For those seeking value from cannabis stocks when options trading, the best strategy is to look at the mid-term ability of these companies to match the demand with supply and also at whether the medical-use products containing cannabis are ready for market.
It is likely to be in the new year before things become less hazy in cannabis stock options, but there are a few key metrics traders should watch in this sector. Key to growth will be earnings, sales and cost of production. Capitalizing on the cannabis market is going to be defined by timing: how soon can supply reach demand and how soon can that demand be accelerated by new products coming to market.
Exploiting market volatility is a key strategy
Tesla (TSLA) demonstrates this kind of market volatility, being in part being affected by the recreational side of the cannabis market.
At the moment, it is experiencing a high fluctuation in the market and, for experienced options traders, this might be a time for a more aggressive approach to trading Tesla shares.
The two factors that highlight this is price and direction. Since October 2017, the price has increased significantly. Combine this with the bad publicity from Elon Musk and the exit of many senior executives and you have a stock which has a degree of uncertainty and therefore subject to movement, especially during the last quarter of the year.
For many options traders, volatility is best left alone. But for others, market volatility and especially share volatility is a strategy to be embraced. For a trader accustomed to rapid movement in the market, it can open up a whole world of options.
Three key things to watch
There are three things to watch out for when trading on volatility; the news cycle, the direction of the stock option and whether to ‘call’ or ‘put’.

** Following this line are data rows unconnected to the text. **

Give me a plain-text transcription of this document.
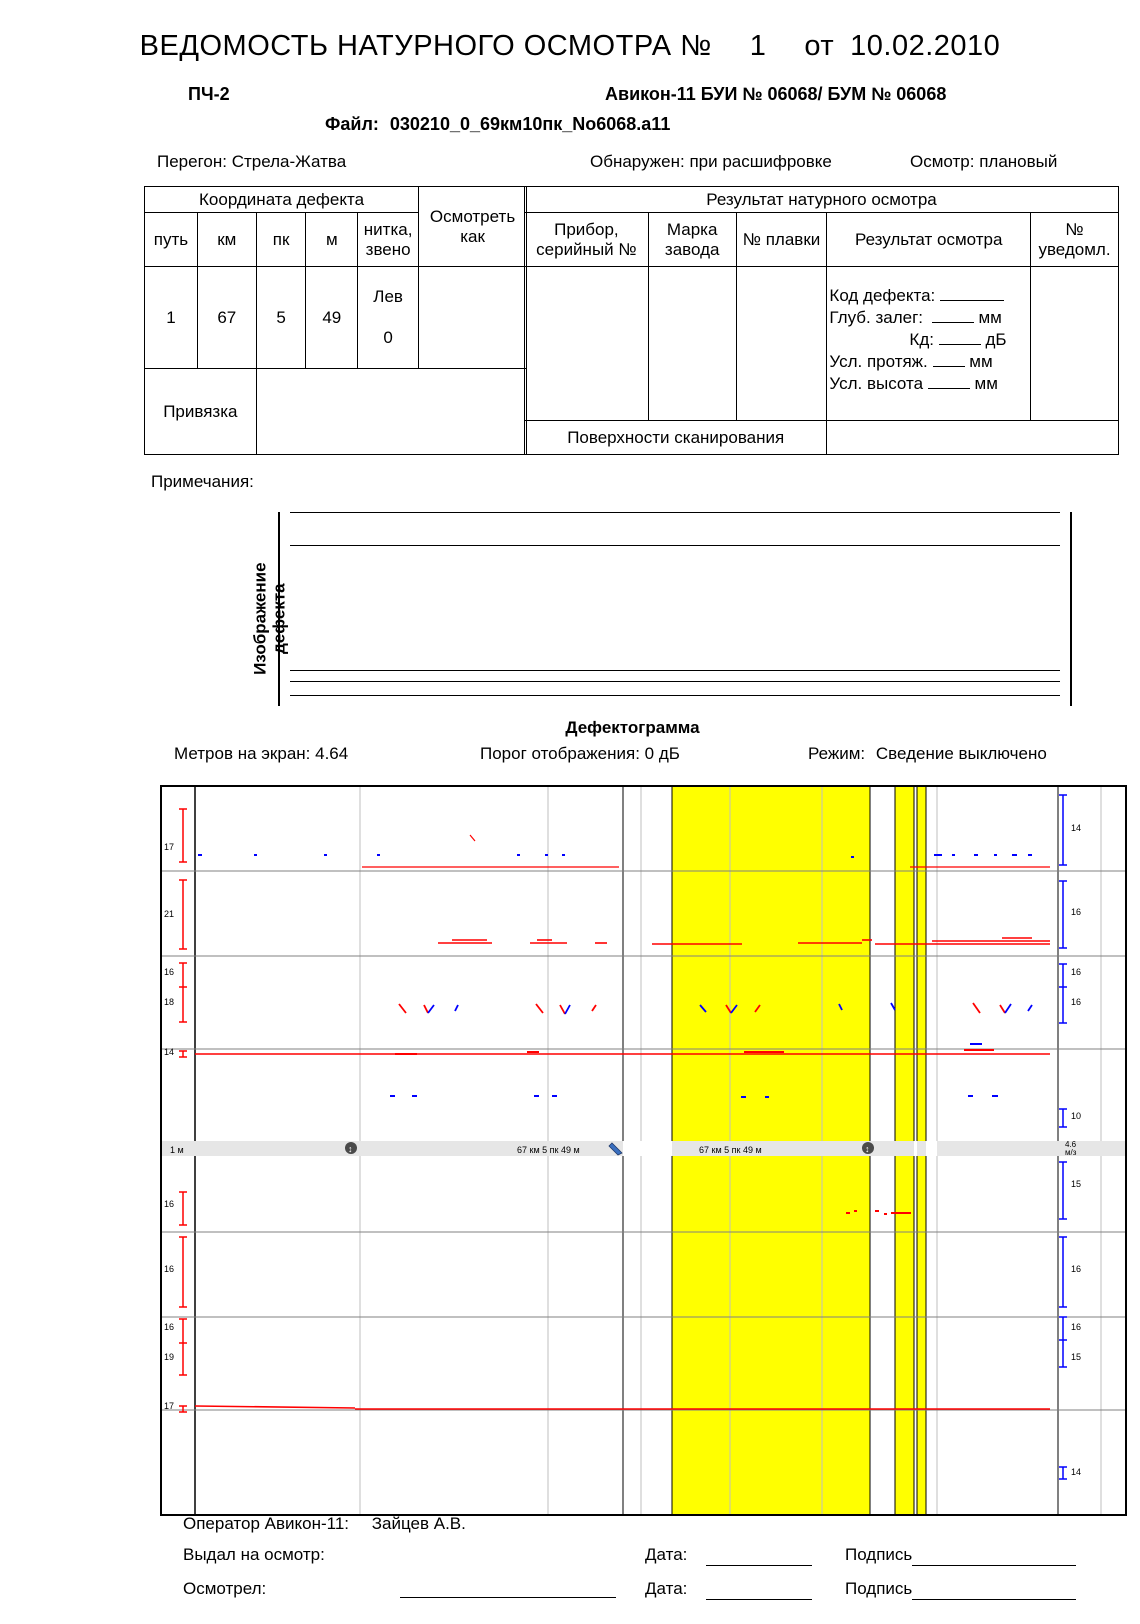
ВЕДОМОСТЬ НАТУРНОГО ОСМОТРА № 1 от 10.02.2010
ПЧ-2	Авикон-11 БУИ № 06068/ БУМ № 06068
Файл: 030210_0_69км10пк_No6068.a11
Перегон: Стрела-Жатва	Обнаружен: при расшифровке	Осмотр: плановый
Координата дефекта					Осмотреть как
путь	км	пк	м	нитка, звено	
1	67	5	49	Лев
0	

Привязка					
Результат натурного осмотра				
Прибор, серийный №	Марка завода	№ плавки	Результат осмотра	№ уведомл.

			Код дефекта:
Глуб. залег: мм
Кд: дБ
Усл. протяж. мм
Усл. высота мм	

Поверхности сканирования				
Примечания:
Изображение дефекта
Дефектограмма
Метров на экран: 4.64	Порог отображения: 0 дБ	Режим: Сведение выключено
1 м	67 км 5 пк 49 м	67 км 5 пк 49 м
4.6
м/з
↕	↕
17
21
16
18
14
16
16
16
19
17
14
16
16
16
10
15
16
16
15
14
Оператор Авикон-11: Зайцев А.В.
Выдал на осмотр:	Дата:	Подпись
Осмотрел:	Дата:	Подпись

When deciding which direction the market is going on short-term or mid-term share options, the investor will be looking at the range of movement experienced, which direction it is currently heading in and how long it has been moving for.
Right now, the cannabis market is on a downer. For it to rise sharply again will depend on whether options traders can see an improvement in the supply-chain issues and whether the issues of production, research and development, and route to market have been addressed.
Identify these quickly and exploiting a volatile market with the right call can be a key strategy for successful options trading.